Born August 2, 1910, in Hammond, Louisiana, Mary Teresa was the second child, first girl, of Cora Spera and Joseph Di Modica. Joseph farmed, took care of the two children and nursed his sick wife through a long illness. Mary Teresa was ten when her mother died.
Joseph then married Laura Ciolino, a young widow from Italy whose husband had died in the First World War. Her children were ages two and five. The couple had three more children, in what today would be called a "blended" family.
When Mary Teresa was in sixth grade, beautiful, young Sister Mary Dominic (age 22) asked the girls, "Who would like to be a sister?" All the hands went up. Mary was given a scholarship to the Dominican Academy in New Orleans, sixty miles away, where her Aunt Rose was working and learning English. Mary would often interpret for her aunt.
The academy had no seventh graders that year so Mary skipped to eighth grade. Five years later she entered the convent. In 1928 she began teaching at the new St. Leo the Great School, and taught mostly primary grades in the Dominican Sisters' schools until 1995, when she retired to the motherhouse.
In 1948 she began making "sister dolls" to help raise money for the Dominican College Library, which had just moved to an old mansion, and needed "everything." She sold them her dolls for five dollars each, and until recently was selling them for $25.00. The dolls were meticulously crafted to the end by this nonagenarian,
who didn't want to raise her prices, because maybe someone couldn't afford it. "I feel sorry for people," she said softly. There were those who maintained she was a nun-doll. The sisters were concerned that she worked too hard, but those who have the dolls consider them collector's items.

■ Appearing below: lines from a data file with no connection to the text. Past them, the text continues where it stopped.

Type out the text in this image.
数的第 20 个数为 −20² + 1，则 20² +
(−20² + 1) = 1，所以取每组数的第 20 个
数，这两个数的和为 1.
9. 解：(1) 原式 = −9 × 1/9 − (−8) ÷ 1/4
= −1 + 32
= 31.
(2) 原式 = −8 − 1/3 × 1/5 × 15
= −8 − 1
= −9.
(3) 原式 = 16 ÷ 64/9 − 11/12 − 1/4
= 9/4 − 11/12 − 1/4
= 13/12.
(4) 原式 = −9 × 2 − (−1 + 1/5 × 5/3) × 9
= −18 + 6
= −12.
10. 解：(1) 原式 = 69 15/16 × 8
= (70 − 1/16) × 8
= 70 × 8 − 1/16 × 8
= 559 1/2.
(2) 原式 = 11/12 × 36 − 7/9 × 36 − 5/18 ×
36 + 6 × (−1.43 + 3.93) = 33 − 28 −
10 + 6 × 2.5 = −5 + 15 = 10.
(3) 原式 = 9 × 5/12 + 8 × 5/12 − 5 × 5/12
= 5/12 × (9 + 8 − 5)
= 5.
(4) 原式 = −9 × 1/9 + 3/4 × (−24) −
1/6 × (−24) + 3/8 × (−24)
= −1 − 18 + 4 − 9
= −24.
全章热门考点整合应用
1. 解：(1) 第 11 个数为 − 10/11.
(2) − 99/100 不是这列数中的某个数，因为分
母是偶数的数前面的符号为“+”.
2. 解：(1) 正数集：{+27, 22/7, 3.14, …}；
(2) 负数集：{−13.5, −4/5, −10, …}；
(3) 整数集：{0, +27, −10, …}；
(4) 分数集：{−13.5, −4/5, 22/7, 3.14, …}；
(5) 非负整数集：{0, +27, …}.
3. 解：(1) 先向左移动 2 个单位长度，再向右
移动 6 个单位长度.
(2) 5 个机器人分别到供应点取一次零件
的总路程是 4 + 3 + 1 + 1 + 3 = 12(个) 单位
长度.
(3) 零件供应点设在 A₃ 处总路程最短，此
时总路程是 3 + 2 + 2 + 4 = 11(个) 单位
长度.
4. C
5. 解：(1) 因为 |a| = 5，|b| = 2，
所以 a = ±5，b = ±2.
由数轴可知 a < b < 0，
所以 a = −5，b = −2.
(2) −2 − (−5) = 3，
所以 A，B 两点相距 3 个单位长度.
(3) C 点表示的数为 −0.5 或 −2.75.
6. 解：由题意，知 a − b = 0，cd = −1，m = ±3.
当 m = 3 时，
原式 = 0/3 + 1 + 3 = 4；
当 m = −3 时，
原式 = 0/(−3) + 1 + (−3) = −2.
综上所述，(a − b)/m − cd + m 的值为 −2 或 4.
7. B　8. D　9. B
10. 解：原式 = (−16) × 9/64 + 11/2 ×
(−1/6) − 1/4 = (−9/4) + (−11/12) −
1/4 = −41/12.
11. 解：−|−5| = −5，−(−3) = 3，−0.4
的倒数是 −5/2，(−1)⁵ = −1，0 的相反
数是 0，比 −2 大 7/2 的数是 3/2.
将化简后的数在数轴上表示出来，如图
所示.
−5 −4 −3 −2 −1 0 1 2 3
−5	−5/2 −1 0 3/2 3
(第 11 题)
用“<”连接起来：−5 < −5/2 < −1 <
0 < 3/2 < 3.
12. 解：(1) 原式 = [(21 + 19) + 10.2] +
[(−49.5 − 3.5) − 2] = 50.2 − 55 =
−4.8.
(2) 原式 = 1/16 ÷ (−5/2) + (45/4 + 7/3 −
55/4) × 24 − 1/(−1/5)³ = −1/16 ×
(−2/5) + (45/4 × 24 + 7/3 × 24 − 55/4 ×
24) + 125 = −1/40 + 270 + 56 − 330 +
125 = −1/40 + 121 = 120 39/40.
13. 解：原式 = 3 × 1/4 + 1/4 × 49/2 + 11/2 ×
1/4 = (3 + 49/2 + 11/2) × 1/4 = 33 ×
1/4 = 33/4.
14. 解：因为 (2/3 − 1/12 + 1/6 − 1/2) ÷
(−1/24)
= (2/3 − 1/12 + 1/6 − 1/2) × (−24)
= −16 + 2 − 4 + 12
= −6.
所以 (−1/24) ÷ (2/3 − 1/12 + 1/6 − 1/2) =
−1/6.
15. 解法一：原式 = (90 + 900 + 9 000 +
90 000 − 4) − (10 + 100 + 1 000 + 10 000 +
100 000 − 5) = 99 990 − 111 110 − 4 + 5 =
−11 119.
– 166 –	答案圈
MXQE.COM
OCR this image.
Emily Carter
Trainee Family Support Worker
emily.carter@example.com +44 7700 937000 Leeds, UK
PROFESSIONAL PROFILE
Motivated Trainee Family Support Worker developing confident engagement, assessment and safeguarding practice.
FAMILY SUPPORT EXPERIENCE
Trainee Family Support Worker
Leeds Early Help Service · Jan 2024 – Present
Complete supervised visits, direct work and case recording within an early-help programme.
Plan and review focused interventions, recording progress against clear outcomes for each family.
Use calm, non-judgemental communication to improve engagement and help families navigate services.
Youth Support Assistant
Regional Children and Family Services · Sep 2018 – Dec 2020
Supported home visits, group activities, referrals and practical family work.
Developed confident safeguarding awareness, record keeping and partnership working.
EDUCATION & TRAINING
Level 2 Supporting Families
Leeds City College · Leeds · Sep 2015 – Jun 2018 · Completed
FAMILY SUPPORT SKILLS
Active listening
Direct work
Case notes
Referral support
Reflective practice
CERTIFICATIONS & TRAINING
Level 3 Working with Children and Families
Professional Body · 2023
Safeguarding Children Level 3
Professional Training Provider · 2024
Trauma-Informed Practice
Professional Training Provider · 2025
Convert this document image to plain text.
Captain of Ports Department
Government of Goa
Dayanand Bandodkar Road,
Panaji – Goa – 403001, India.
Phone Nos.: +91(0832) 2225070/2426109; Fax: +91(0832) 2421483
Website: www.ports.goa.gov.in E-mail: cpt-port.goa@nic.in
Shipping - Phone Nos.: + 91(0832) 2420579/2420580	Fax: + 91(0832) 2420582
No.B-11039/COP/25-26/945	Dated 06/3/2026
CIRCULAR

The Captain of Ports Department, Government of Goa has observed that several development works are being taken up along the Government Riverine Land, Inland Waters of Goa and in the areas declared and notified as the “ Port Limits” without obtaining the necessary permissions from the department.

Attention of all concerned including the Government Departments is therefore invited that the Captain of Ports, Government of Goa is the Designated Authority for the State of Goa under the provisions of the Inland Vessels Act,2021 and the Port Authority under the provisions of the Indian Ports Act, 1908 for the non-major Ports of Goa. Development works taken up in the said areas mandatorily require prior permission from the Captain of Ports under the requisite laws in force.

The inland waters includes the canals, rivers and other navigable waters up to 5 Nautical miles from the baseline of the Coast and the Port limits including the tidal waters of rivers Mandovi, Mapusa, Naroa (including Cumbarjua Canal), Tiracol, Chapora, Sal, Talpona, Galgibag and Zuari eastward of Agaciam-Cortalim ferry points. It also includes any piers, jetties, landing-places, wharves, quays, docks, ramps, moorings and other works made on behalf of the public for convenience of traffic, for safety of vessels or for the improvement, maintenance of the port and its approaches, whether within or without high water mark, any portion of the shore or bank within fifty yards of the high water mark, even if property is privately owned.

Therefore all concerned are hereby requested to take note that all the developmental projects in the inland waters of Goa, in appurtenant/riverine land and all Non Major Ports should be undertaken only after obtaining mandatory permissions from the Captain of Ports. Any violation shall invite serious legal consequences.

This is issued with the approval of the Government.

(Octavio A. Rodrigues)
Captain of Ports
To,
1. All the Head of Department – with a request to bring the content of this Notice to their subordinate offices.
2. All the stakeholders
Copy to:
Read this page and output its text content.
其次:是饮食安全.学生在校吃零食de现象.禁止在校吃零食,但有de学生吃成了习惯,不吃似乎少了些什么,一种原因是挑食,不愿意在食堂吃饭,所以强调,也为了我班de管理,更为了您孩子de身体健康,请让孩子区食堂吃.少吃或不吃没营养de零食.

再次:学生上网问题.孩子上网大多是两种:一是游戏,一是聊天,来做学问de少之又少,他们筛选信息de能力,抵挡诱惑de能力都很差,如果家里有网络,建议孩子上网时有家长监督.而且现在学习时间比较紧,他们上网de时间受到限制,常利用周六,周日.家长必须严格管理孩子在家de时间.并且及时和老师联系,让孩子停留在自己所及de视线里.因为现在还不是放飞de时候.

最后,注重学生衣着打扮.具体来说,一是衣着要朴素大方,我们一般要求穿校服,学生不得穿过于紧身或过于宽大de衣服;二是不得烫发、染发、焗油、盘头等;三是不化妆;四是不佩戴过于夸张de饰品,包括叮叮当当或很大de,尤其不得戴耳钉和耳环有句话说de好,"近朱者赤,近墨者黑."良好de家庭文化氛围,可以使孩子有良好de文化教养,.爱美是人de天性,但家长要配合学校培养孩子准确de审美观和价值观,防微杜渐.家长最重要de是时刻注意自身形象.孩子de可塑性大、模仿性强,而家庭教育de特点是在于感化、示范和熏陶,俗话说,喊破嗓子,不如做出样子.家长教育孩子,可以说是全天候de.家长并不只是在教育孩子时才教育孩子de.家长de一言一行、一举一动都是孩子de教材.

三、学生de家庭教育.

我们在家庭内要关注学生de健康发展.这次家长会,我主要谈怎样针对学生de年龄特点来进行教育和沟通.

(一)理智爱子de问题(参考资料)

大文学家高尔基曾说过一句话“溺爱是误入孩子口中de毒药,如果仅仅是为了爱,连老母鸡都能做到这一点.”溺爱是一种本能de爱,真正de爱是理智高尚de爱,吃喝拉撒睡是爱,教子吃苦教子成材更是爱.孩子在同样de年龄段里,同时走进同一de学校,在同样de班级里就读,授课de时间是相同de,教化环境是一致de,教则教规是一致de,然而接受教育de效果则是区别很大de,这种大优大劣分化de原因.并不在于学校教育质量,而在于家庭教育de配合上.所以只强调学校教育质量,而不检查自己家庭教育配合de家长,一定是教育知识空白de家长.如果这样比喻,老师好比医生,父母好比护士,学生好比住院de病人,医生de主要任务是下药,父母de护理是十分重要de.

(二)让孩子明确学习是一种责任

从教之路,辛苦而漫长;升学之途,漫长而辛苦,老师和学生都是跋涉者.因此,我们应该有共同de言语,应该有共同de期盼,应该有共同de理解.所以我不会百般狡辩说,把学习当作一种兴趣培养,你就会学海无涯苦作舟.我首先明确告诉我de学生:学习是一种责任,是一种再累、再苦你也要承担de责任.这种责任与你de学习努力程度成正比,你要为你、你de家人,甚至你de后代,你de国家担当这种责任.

Her greatest challenge, she said, in looking back over her life, was teaching the altar boys their Latin in after-school hours. "Sometimes they would catch the priest in a mistake," so she knew she must have done well. She enjoyed traveling to Europe, to Lourdes, France, and Ireland, where her Dominican community originated in 1860, and twice to Italy (where on the second visit she kept a promise to come back, spent six weeks, and visited many cousins) and to Medjugorge, Yugoslavia. She lost count of trips to see her brother and his family in Chicago.
Eighteen of her sixty-six years of primary teaching were at St. Leo the Great where she had been a pioneer at age eighteen. "It broke my heart to leave," she said. Many of her students came to her funeral.
When asked what was her happiest time, she said with a chuckle, and eyes twinkling, "It's all been happy to me!" and added thoughtfully, "I had joy in doing everything for God." Graceful, and gracious, she was an inspiration, a warm ray of sunshine to all who knew her. Blessed are the pure of heart, for they shall see God.
Many gave witness to what she taught them outside
the classroom. "I learned from her," was heard over and
over. She had almost total recall of events, and though reserved,
loved people, reaching out to strangers. Her ten-year career in the
mail-room at St. Mary's Dominican College taught her of her power
with people. She was loyal, trusting, and sensitive. Although
fiercely independent, she learned to ask for the extra help she grew
to need. A bundle of energy, she had to give up much of what was
precious to her, like her sewing. She would tell you, if you were
interested, how she wrestled with God and gave in. Just before her
jubilee on June 4 she told a good friend, "I'm leaving
everything in God's hands." She had only days left, but no one
knew.
This diminutive, dynamic, simple, pure soul, full
of wonder, faith, and humor has left her mark wherever she walked
with her quick sure step. She left us so quickly. A wise friend
said, "It was hard on everybody but her."